Benchmark the program’s performance. Industry sources such as the National Council on Compensation Insurance, the Workers Compensation Research Institute, and the Occupational Safety and Health Administration are commonly used to benchmark workers’ compensation. Benchmarks may need to be adjusted for development, trends, exposures, and retentions so they align with a program’s current characteristics for an “apples-to-apples” comparison. Common benchmarks include:

  • Frequency (number of claims divided by the number of exposures)
  • Severity (losses divided by the number of claims)
  • Loss costs (losses divided by the number of exposures)

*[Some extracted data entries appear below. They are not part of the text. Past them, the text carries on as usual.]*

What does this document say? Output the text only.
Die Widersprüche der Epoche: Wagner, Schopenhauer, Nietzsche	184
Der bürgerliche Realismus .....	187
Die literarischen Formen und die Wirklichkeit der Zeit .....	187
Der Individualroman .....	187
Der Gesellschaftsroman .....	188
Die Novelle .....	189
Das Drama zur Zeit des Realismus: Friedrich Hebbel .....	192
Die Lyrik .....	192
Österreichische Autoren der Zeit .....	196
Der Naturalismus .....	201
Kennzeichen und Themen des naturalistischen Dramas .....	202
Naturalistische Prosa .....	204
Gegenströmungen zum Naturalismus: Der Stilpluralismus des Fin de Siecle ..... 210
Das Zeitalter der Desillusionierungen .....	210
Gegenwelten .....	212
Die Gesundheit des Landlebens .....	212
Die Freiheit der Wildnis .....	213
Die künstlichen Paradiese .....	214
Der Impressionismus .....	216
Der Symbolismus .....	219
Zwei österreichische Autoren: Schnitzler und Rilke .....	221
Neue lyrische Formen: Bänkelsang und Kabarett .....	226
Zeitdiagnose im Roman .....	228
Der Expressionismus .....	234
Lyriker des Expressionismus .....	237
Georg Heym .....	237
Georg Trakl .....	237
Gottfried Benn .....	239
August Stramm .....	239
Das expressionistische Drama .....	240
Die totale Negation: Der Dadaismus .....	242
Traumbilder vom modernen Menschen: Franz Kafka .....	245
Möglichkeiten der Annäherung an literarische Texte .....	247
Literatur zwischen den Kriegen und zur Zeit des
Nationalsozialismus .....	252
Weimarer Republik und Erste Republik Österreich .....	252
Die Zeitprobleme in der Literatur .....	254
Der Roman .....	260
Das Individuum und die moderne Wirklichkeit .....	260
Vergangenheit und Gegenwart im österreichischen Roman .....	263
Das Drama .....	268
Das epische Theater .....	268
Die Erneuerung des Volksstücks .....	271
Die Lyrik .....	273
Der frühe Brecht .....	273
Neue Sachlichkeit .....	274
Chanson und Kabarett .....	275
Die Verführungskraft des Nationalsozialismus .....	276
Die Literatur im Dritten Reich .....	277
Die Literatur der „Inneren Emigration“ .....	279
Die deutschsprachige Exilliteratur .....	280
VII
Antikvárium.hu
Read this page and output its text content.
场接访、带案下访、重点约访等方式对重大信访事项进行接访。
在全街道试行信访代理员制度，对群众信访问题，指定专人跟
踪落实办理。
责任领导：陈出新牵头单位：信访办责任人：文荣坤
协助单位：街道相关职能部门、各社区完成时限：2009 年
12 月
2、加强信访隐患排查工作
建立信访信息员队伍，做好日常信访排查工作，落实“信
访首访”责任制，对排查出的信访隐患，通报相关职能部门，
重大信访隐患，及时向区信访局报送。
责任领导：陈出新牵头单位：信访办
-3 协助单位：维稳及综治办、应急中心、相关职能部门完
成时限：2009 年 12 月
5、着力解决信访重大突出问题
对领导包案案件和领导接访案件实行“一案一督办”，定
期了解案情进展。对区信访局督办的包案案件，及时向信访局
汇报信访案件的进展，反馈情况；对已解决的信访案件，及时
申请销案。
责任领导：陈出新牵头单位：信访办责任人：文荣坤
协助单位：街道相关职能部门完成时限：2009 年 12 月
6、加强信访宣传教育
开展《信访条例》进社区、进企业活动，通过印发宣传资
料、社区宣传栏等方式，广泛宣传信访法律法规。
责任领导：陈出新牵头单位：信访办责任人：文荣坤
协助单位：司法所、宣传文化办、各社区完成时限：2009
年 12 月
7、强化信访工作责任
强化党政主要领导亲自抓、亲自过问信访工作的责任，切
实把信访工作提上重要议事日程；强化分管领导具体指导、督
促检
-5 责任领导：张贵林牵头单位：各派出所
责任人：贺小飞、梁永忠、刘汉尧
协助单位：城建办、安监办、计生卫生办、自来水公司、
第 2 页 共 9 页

Statistics may be customized to monitor concerns such as the claim closure rate (i.e., the number of closed claims divided by the number of reported claims). If benchmarking comparisons suggest that a program is not performing as well as it should, creating intelligence about the program can provide a basis to support requests for additional funds to invest in risk management to reduce future losses. The benchmarking process also can draw more attention to the insurance program from divisions, management, brokers, and commercial insurers, leading to lower insurance costs down the road.

Perform frequent analyses and obtain second opinions. Any interim or additional look at a program creates an opportunity to spot adverse trends and respond to current problems, potentially leading to fewer year-end “surprises.” Depending on program size and staff capacity, it may be reasonable to conduct monthly or quarterly analyses or even to have weekly conversations. At the very least, an outside look, or second opinion by a qualified actuary, will provide an unbiased, independent view and may confirm the appropriateness of current results or generate productive discussion toward understanding differences.

Reaping the Benefits of the Actuarial Report

The actuarial report is a powerful document that should be reviewed thoroughly by management. Management may require full transparency and maintain analysis appropriate to the program needs. A proper analysis can provide added benefits, including support for letters of credit and a basis for lowering excess insurance, allocating losses, benchmarking program performance, gaining insight into safety, and maintaining adequate reserves and funding.  


Richard C. Frese, FCAS, MAAA, is a consulting actuary, Milliman, Chicago.


footnote

a. The Centers for Medicare & Medicaid Services (CMS) defines a WCMSA as " a financial agreement that allocates a portion of a workers' compensation settlement to pay for future medical services  related to the workers' compensation injury, illness or disease."  CMS also notes, " These funds must be depleted before Medicare will pay for the treatment related to the workers' compensation injury, illness or disease."